All across the U.S., the postman’s best friend; the USPS Long Life Vehicles, have been bursting into flames at an alarming rate. You know the trucks, they’re the square little delivery trucks with the right-side driver’s seat to make it easier for letter carriers to shove the mail into your mailbox. Since May 2014, there have been over 400 LLVs that have gone up in flames.
That’s one every five days according to an investigation done by Motherboard, Vice’s investigative group. Through the Freedom of Information Act, Motherboard obtained 4,000 pages of documents. It was made up of studies by two engineering firms the USPS hired to find the cause of the fires. The two firms were Trident Engineering and Rimkus Consulting Group. Those companies are bound by confidentiality clauses.

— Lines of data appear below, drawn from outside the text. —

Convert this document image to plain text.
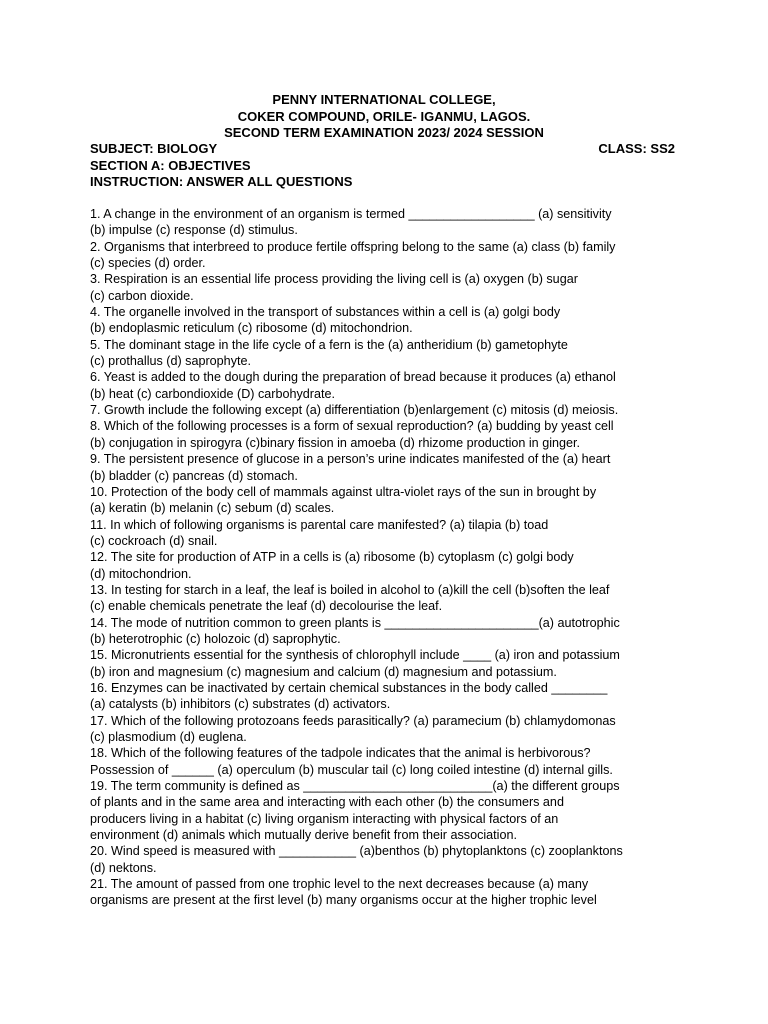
PENNY INTERNATIONAL COLLEGE,
COKER COMPOUND, ORILE- IGANMU, LAGOS.
SECOND TERM EXAMINATION 2023/ 2024 SESSION
SUBJECT: BIOLOGY	CLASS: SS2
SECTION A: OBJECTIVES
INSTRUCTION: ANSWER ALL QUESTIONS
1. A change in the environment of an organism is termed __________________ (a) sensitivity
(b) impulse (c) response (d) stimulus.
2. Organisms that interbreed to produce fertile offspring belong to the same (a) class (b) family
(c) species (d) order.
3. Respiration is an essential life process providing the living cell is (a) oxygen (b) sugar
(c) carbon dioxide.
4. The organelle involved in the transport of substances within a cell is (a) golgi body
(b) endoplasmic reticulum (c) ribosome (d) mitochondrion.
5. The dominant stage in the life cycle of a fern is the (a) antheridium (b) gametophyte
(c) prothallus (d) saprophyte.
6. Yeast is added to the dough during the preparation of bread because it produces (a) ethanol
(b) heat (c) carbondioxide (D) carbohydrate.
7. Growth include the following except (a) differentiation (b)enlargement (c) mitosis (d) meiosis.
8. Which of the following processes is a form of sexual reproduction? (a) budding by yeast cell
(b) conjugation in spirogyra (c)binary fission in amoeba (d) rhizome production in ginger.
9. The persistent presence of glucose in a person’s urine indicates manifested of the (a) heart
(b) bladder (c) pancreas (d) stomach.
10. Protection of the body cell of mammals against ultra-violet rays of the sun in brought by
(a) keratin (b) melanin (c) sebum (d) scales.
11. In which of following organisms is parental care manifested? (a) tilapia (b) toad
(c) cockroach (d) snail.
12. The site for production of ATP in a cells is (a) ribosome (b) cytoplasm (c) golgi body
(d) mitochondrion.
13. In testing for starch in a leaf, the leaf is boiled in alcohol to (a)kill the cell (b)soften the leaf
(c) enable chemicals penetrate the leaf (d) decolourise the leaf.
14. The mode of nutrition common to green plants is ______________________(a) autotrophic
(b) heterotrophic (c) holozoic (d) saprophytic.
15. Micronutrients essential for the synthesis of chlorophyll include ____ (a) iron and potassium
(b) iron and magnesium (c) magnesium and calcium (d) magnesium and potassium.
16. Enzymes can be inactivated by certain chemical substances in the body called ________
(a) catalysts (b) inhibitors (c) substrates (d) activators.
17. Which of the following protozoans feeds parasitically? (a) paramecium (b) chlamydomonas
(c) plasmodium (d) euglena.
18. Which of the following features of the tadpole indicates that the animal is herbivorous?
Possession of ______ (a) operculum (b) muscular tail (c) long coiled intestine (d) internal gills.
19. The term community is defined as ___________________________(a) the different groups
of plants and in the same area and interacting with each other (b) the consumers and
producers living in a habitat (c) living organism interacting with physical factors of an
environment (d) animals which mutually derive benefit from their association.
20. Wind speed is measured with ___________ (a)benthos (b) phytoplanktons (c) zooplanktons
(d) nektons.
21. The amount of passed from one trophic level to the next decreases because (a) many
organisms are present at the first level (b) many organisms occur at the higher trophic level
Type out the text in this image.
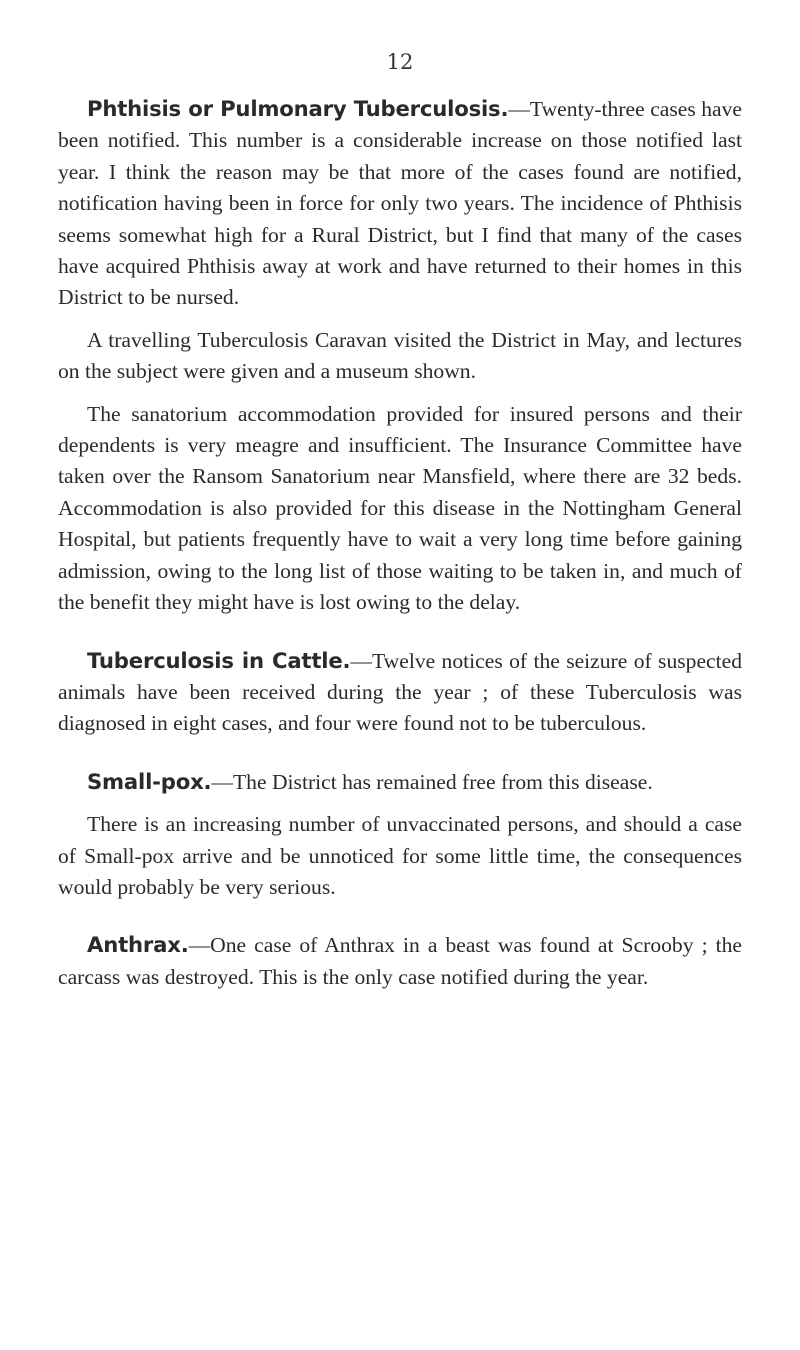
12

Phthisis or Pulmonary Tuberculosis.—Twenty-three cases have been notified. This number is a considerable increase on those notified last year. I think the reason may be that more of the cases found are notified, notification having been in force for only two years. The incidence of Phthisis seems somewhat high for a Rural District, but I find that many of the cases have acquired Phthisis away at work and have returned to their homes in this District to be nursed.

A travelling Tuberculosis Caravan visited the District in May, and lectures on the subject were given and a museum shown.

The sanatorium accommodation provided for insured persons and their dependents is very meagre and insufficient. The Insurance Committee have taken over the Ransom Sanatorium near Mansfield, where there are 32 beds. Accommodation is also provided for this disease in the Nottingham General Hospital, but patients frequently have to wait a very long time before gaining admission, owing to the long list of those waiting to be taken in, and much of the benefit they might have is lost owing to the delay.

Tuberculosis in Cattle.—Twelve notices of the seizure of suspected animals have been received during the year ; of these Tuberculosis was diagnosed in eight cases, and four were found not to be tuberculous.

Small-pox.—The District has remained free from this disease.

There is an increasing number of unvaccinated persons, and should a case of Small-pox arrive and be unnoticed for some little time, the consequences would probably be very serious.

Anthrax.—One case of Anthrax in a beast was found at Scrooby ; the carcass was destroyed. This is the only case notified during the year.
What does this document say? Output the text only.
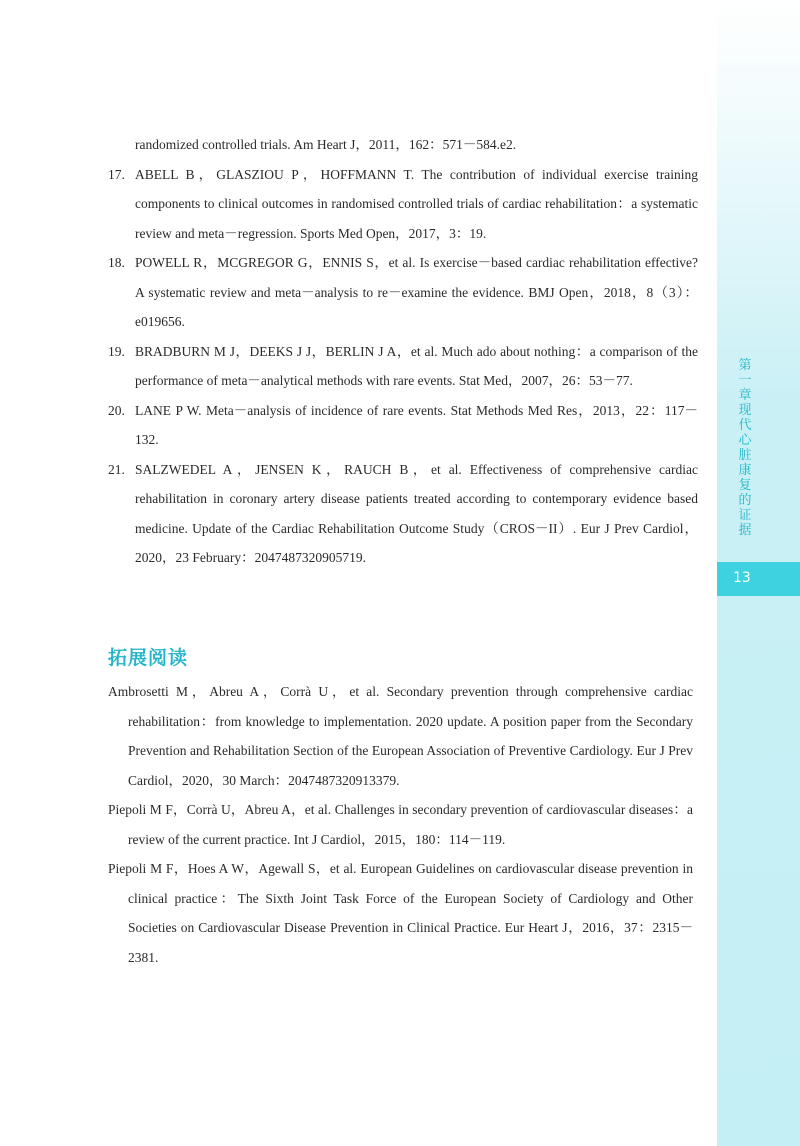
第一章 现代心脏康复的证据
13
randomized controlled trials. Am Heart J，2011，162：571－584.e2.
17. ABELL B，GLASZIOU P，HOFFMANN T. The contribution of individual exercise training components to clinical outcomes in randomised controlled trials of cardiac rehabilitation：a systematic review and meta－regression. Sports Med Open，2017，3：19.
18. POWELL R，MCGREGOR G，ENNIS S，et al. Is exercise－based cardiac rehabilitation effective? A systematic review and meta－analysis to re－examine the evidence. BMJ Open，2018，8（3）：e019656.
19. BRADBURN M J，DEEKS J J，BERLIN J A，et al. Much ado about nothing：a comparison of the performance of meta－analytical methods with rare events. Stat Med，2007，26：53－77.
20. LANE P W. Meta－analysis of incidence of rare events. Stat Methods Med Res，2013，22：117－132.
21. SALZWEDEL A，JENSEN K，RAUCH B，et al. Effectiveness of comprehensive cardiac rehabilitation in coronary artery disease patients treated according to contemporary evidence based medicine. Update of the Cardiac Rehabilitation Outcome Study（CROS－II）. Eur J Prev Cardiol，2020，23 February：2047487320905719.
拓展阅读
Ambrosetti M，Abreu A，Corrà U，et al. Secondary prevention through comprehensive cardiac rehabilitation：from knowledge to implementation. 2020 update. A position paper from the Secondary Prevention and Rehabilitation Section of the European Association of Preventive Cardiology. Eur J Prev Cardiol，2020，30 March：2047487320913379.
Piepoli M F，Corrà U，Abreu A，et al. Challenges in secondary prevention of cardiovascular diseases：a review of the current practice. Int J Cardiol，2015，180：114－119.
Piepoli M F，Hoes A W，Agewall S，et al. European Guidelines on cardiovascular disease prevention in clinical practice：The Sixth Joint Task Force of the European Society of Cardiology and Other Societies on Cardiovascular Disease Prevention in Clinical Practice. Eur Heart J，2016，37：2315－2381.
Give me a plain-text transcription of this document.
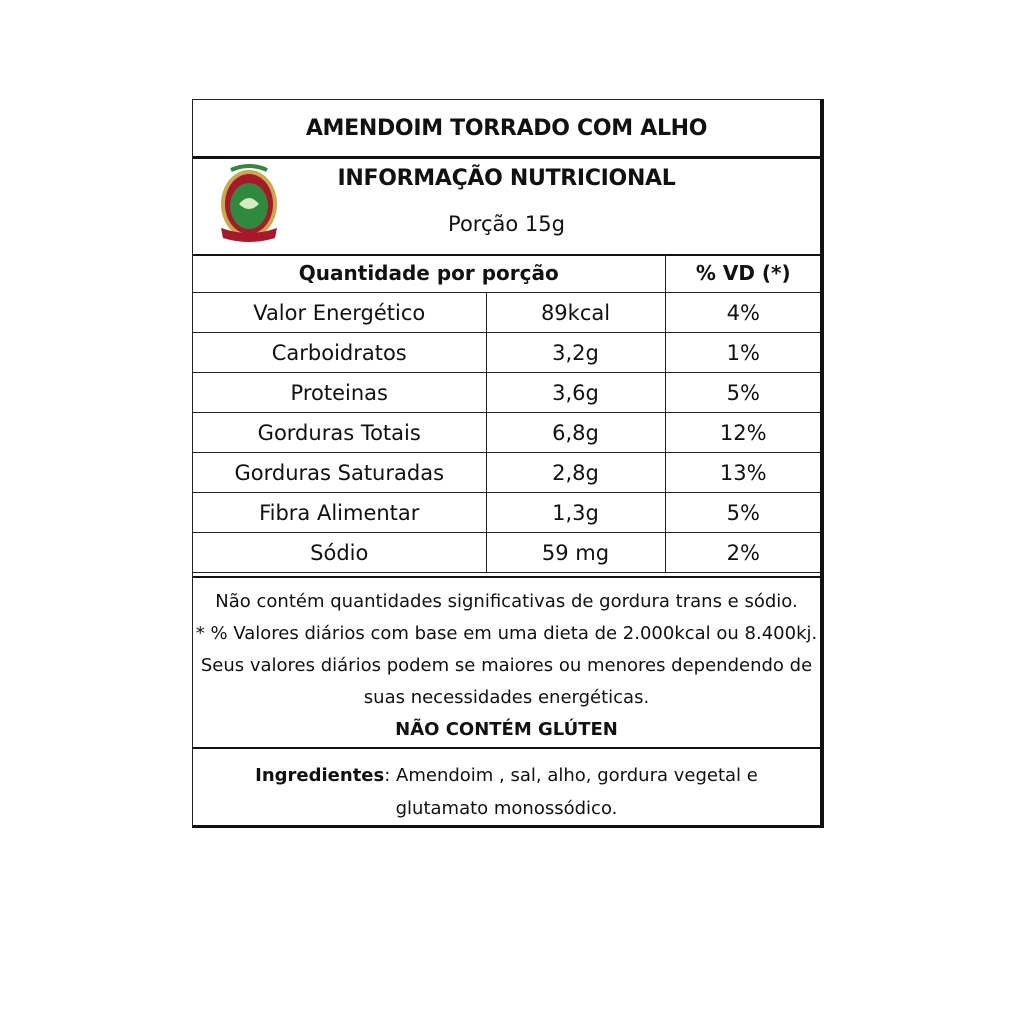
AMENDOIM TORRADO COM ALHO
INFORMAÇÃO NUTRICIONAL
Porção 15g
Quantidade por porção		% VD (*)
Valor Energético	89kcal	4%
Carboidratos	3,2g	1%
Proteinas	3,6g	5%
Gorduras Totais	6,8g	12%
Gorduras Saturadas	2,8g	13%
Fibra Alimentar	1,3g	5%
Sódio	59 mg	2%
Não contém quantidades significativas de gordura trans e sódio.
* % Valores diários com base em uma dieta de 2.000kcal ou 8.400kj.
Seus valores diários podem se maiores ou menores dependendo de
suas necessidades energéticas.
NÃO CONTÉM GLÚTEN
Ingredientes: Amendoim , sal, alho, gordura vegetal e glutamato monossódico.
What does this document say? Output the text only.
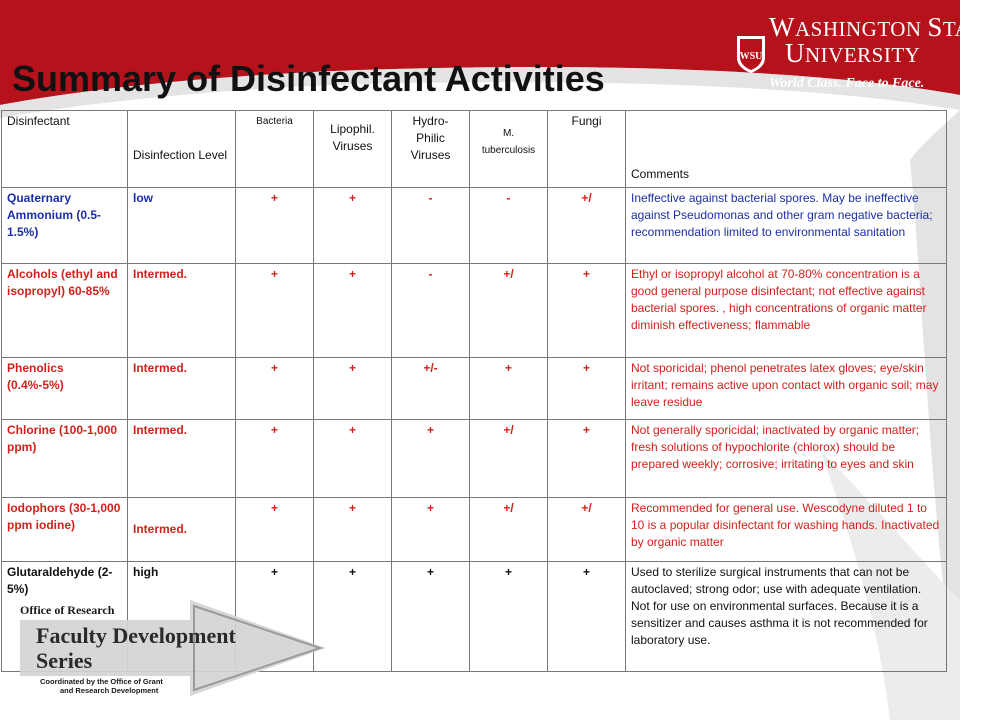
Summary of Disinfectant Activities
WASHINGTON STATE
WSU UNIVERSITY
World Class. Face to Face.
Disinfectant	Disinfection Level	Bacteria	Lipophil. Viruses	Hydro- Philic Viruses	M. tuberculosis	Fungi	Comments
Quaternary Ammonium (0.5-1.5%)	low	+	+	-	-	+/	Ineffective against bacterial spores. May be ineffective against Pseudomonas and other gram negative bacteria; recommendation limited to environmental sanitation
Alcohols (ethyl and isopropyl) 60-85%	Intermed.	+	+	-	+/	+	Ethyl or isopropyl alcohol at 70-80% concentration is a good general purpose disinfectant; not effective against bacterial spores. , high concentrations of organic matter diminish effectiveness; flammable
Phenolics (0.4%-5%)	Intermed.	+	+	+/-	+	+	Not sporicidal; phenol penetrates latex gloves; eye/skin irritant; remains active upon contact with organic soil; may leave residue
Chlorine (100-1,000 ppm)	Intermed.	+	+	+	+/	+	Not generally sporicidal; inactivated by organic matter; fresh solutions of hypochlorite (chlorox) should be prepared weekly; corrosive; irritating to eyes and skin
Iodophors (30-1,000 ppm iodine)	Intermed.	+	+	+	+/	+/	Recommended for general use. Wescodyne diluted 1 to 10 is a popular disinfectant for washing hands. Inactivated by organic matter
Glutaraldehyde (2-5%)	high	+	+	+	+	+	Used to sterilize surgical instruments that can not be autoclaved; strong odor; use with adequate ventilation. Not for use on environmental surfaces. Because it is a sensitizer and causes asthma it is not recommended for laboratory use.
Office of Research
Faculty Development
Series
Coordinated by the Office of Grant
and Research Development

Over 100 burned mail trucks were too damaged to determine a cause
The USPS won’t release the firms to discuss their findings and won’t provide any information from multiple requests. It also won’t say whether there were injuries involved in the fires. It is a mystery inside of an enigma because over 100 of the burned trucks were too damaged to determine a cause. Of the remaining burned trucks, there was no evident pattern to the fires.
Location, time of shifts, where the fires started, maintained or non-maintained, in the country or metropolitan areas the fires had no discernable pattern. The only conclusion drawn is that the trucks are just too old. They’re deteriorating to the extent they give up and burst into flames while they’re being used. And, from testimony in the documents, 26 reports include scenarios where letter carriers dived back into burning trucks to remove as much mail as possible. Wow!
The Northrop Grumman-made trucks have a life expectancy of 24 years
According to a 2015 USPS presentation the Northrop Grumman-made LLVs were made to have a life expectancy of 24 years. The trucks in question were all built between 1987 and 1994. About 142,000 LLVs of this batch are still being used. So those trucks are 26-33 years old, which is past their expected years in service.
As far back as 2015, the National Association of Letter Carrier’s newsletter had a section devoted to the “Dangers of Melting USPS Vehicles.” The newsletter said, “USPS vehicles catching fire is becoming more frequent as the fleet ages and is in dire need of replacement. This is a very dangerous situation and union leadership must educate the membership and monitor management’s compliance with vehicle scheduled maintenance requirements.”
Since the mail truck fires are so prevalent, why doesn’t the Post Office replace them?
Almost every week since 2014, there is at least one fire. If it’s so prevalent, why doesn’t the Post Office just replace them all? Because since 2006, the USPS has been bound by the Postal Accountability and Enhancement Act. It binds the USPS to set aside billions of dollars to pay for current and future healthcare for its workers. Now billions in the hole, it is on the verge of financial ruin if Congress doesn’t act.
There have been plans to replace the LLVs going back to 2011. If followed, trucks would have been phased out of service starting in 2017. As of now, there has been nothing done, not even choosing what type of vehicle will be the replacement. The coronavirus pandemic has only exacerbated the problem. Congress needs to act.